Do you have any suggestion about examples or guidelines about this? I'm really confused about this for days.
Thank you a lot!
warp tile size k should be bigger than mma instruction k so that we can run multiple mma in the inner loop to use mma to hide other latencies.
cutlass profiler supports group gemm for sm90 and sm100. if you want the best config for your problem sizes, you can run cutlass profiler with all your possible problem sizes to find the best one.
warp tile size k should be bigger than mma instruction k so that we can run multiple mma in the inner loop to use mma to hide other latencies.
cutlass profiler supports group gemm for sm90 and sm100. if you want the best config for your problem sizes, you can run cutlass profiler with all your possible problem sizes to find the best one.
So the candidates in the trtllm kernel configs are only a part of all the possible configs to get a good performance, not the best performance, right?
Correct. In general, there can be O(1e5) to (1e6) candidate kernels for a given problem
Correct. In general, there can be O(1e5) to (1e6) candidate kernels for a given problem
Thank you. There seems to be a lot in common with open-ai triton auto tuning.
This issue has been labeled inactive-30d due to no recent activity in the past 30 days. Please close this issue if no further response or action is needed. Otherwise, please respond with a comment indicating any updates or changes to the original issue and/or confirm this issue still needs to be addressed. This issue will be labeled inactive-90d if there is no activity in the next 60 days.

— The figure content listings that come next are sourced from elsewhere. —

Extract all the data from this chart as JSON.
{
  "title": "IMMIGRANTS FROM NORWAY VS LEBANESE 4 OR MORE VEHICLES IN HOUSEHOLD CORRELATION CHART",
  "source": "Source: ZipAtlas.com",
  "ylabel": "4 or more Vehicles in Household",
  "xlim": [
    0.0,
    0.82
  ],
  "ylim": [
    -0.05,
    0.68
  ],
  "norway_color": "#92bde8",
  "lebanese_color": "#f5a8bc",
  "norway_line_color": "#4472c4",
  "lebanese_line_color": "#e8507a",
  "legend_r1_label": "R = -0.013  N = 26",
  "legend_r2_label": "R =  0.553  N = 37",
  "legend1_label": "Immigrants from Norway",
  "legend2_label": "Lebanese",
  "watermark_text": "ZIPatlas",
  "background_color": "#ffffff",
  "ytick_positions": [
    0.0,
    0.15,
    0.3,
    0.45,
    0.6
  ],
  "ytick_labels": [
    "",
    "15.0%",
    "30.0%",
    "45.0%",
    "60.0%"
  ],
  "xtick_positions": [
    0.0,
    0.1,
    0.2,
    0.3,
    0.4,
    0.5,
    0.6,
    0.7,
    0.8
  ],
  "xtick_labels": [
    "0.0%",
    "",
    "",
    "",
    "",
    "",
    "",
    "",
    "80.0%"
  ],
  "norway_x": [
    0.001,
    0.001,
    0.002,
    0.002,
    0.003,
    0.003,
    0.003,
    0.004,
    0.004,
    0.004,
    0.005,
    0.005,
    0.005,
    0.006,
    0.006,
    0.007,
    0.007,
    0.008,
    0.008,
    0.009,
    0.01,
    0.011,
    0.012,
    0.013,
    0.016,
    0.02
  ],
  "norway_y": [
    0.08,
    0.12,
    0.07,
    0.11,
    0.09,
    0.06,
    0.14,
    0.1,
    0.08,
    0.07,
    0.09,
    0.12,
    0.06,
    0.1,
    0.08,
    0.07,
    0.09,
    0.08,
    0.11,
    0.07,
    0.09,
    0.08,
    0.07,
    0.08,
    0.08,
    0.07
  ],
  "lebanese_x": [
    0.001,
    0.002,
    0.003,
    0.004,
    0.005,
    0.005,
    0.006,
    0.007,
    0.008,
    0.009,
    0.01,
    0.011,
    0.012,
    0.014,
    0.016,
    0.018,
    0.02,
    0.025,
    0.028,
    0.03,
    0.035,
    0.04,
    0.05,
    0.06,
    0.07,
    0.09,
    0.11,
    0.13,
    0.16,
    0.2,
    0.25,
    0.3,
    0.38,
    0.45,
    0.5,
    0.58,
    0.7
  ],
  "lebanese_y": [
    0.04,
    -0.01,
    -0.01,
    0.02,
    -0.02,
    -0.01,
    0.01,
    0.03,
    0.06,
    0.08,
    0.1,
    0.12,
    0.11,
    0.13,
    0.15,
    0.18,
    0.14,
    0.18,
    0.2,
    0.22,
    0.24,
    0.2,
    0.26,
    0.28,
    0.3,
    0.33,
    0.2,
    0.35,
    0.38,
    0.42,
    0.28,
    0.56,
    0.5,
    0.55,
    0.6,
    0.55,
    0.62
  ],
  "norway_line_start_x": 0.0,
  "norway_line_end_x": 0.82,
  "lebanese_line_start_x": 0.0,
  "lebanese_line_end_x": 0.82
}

I want to know how to update default kernels parameters correctly and make them effective? It seems that there are too many related documents. Of course I am a beginner.
I want to know how to update default kernels parameters correctly and make them effective? It seems that there are too many related documents. Of course I am a beginner.
I think you need to give an example of what specific question you are confused with.
This issue has been labeled inactive-90d due to no recent activity in the past 90 days. Please close this issue if no further response or action is needed. Otherwise, please respond with a comment indicating any updates or changes to the original issue and/or confirm this issue still needs to be addressed.